I wish I could be as enthusiastic about the New York City Opera's new production of L'Heure Espagnole. Ravel's one-act opera describes the feverish period during which a Spanish clockmaker winds his city's clocks while his wife busily cranks the joysticks of several lovers. With numerous paramours banging down her door, Concepcion hides two steady suitors in her husband's finely-crafted chronometers while indulging herself in a lusty game of musical clocks. Or, shall we say, musical cocks.

This version of L'Heure Espagnole was part of a double bill designed by Maurice Sendak and directed by Frank Corsaro that was co-produced by the New York City Opera and England's Glyndebourne Festival. Although the famous illustrator's delightful unit set drips with a wry and whimsical charm, the production, as a whole, is stupefyingly cheerless. As the curtain-raiser to L'Enfant et les Sortileges, Corsaro's staging of L'Heure Espagnole proved to be a major dud.
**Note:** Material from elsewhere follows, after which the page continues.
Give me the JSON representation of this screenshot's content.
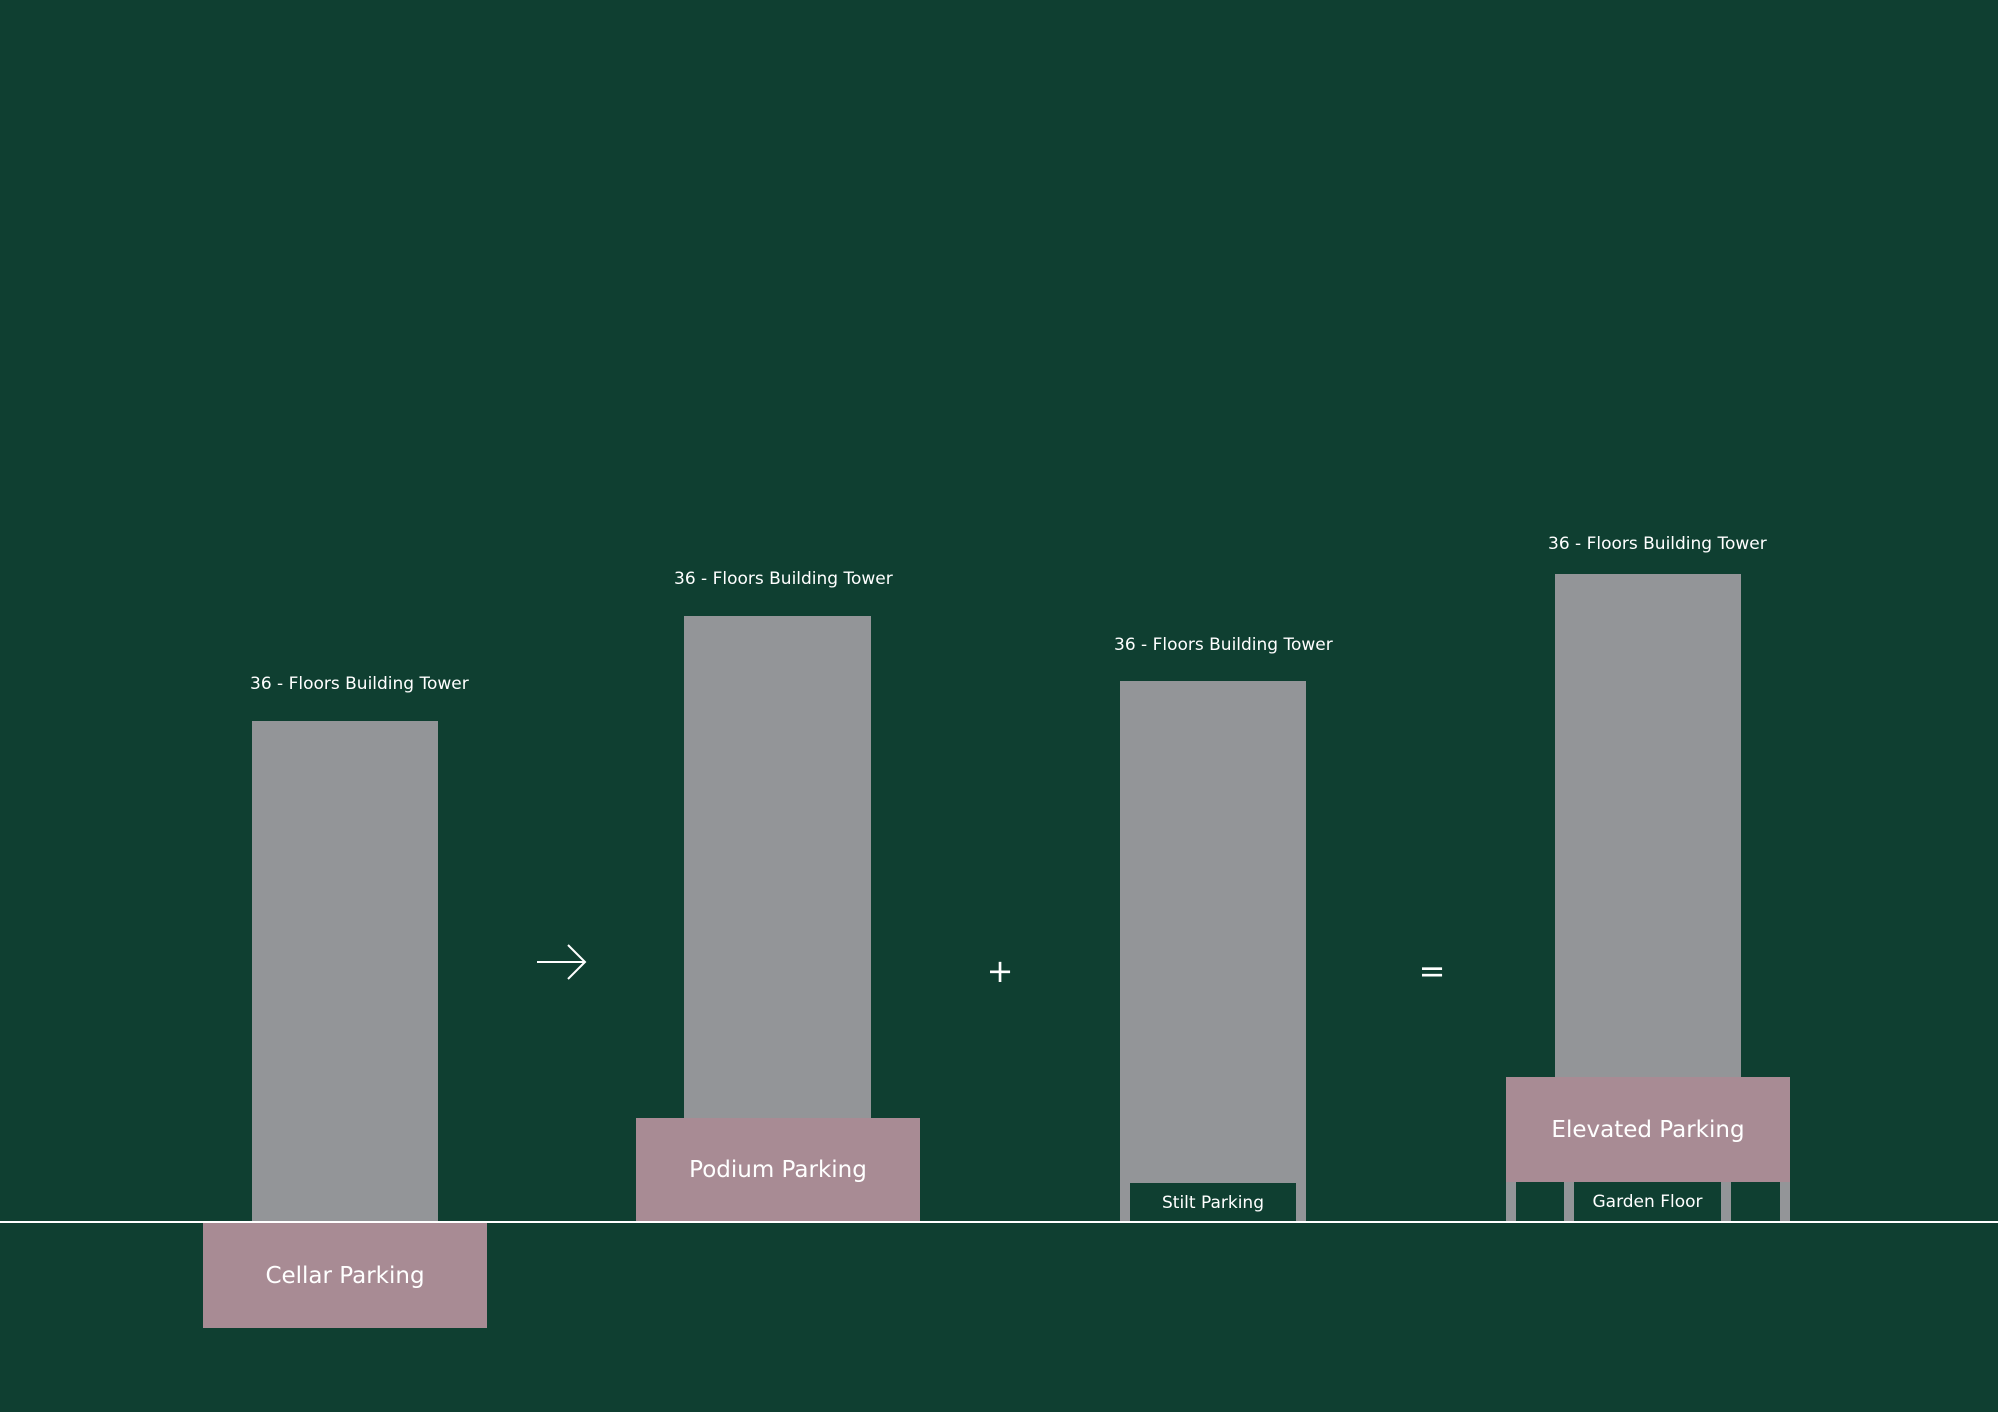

Conductor Guido Ajmone-Marsan did his best to breathe life into a situation which was basically dead on arrival while Kathryn Gamberoni (Concepcion), Michael Rees Davis (Gonzalve), Jan Opalach (Don Inigo Gomez) and Jonathan Green (Torquemada) went through their paces with an admirable measure of professional resolve. I felt sorriest for baritone Robert Orth who, as the muleteer Ramiro, had to keep lifting and carrying grandfather clocks across the stage of the New York State Theater.

The quality of Frank Corsaro's work has been steadily deteriorating over the past five years. The overwhelming feeling I got from watching City Opera's production of L'Heure Espagnole was that Corsaro has been burned out for so long that it's time for him to retire.

Harsh words, to be sure. But a problem which impresarios can no longer afford to ignore.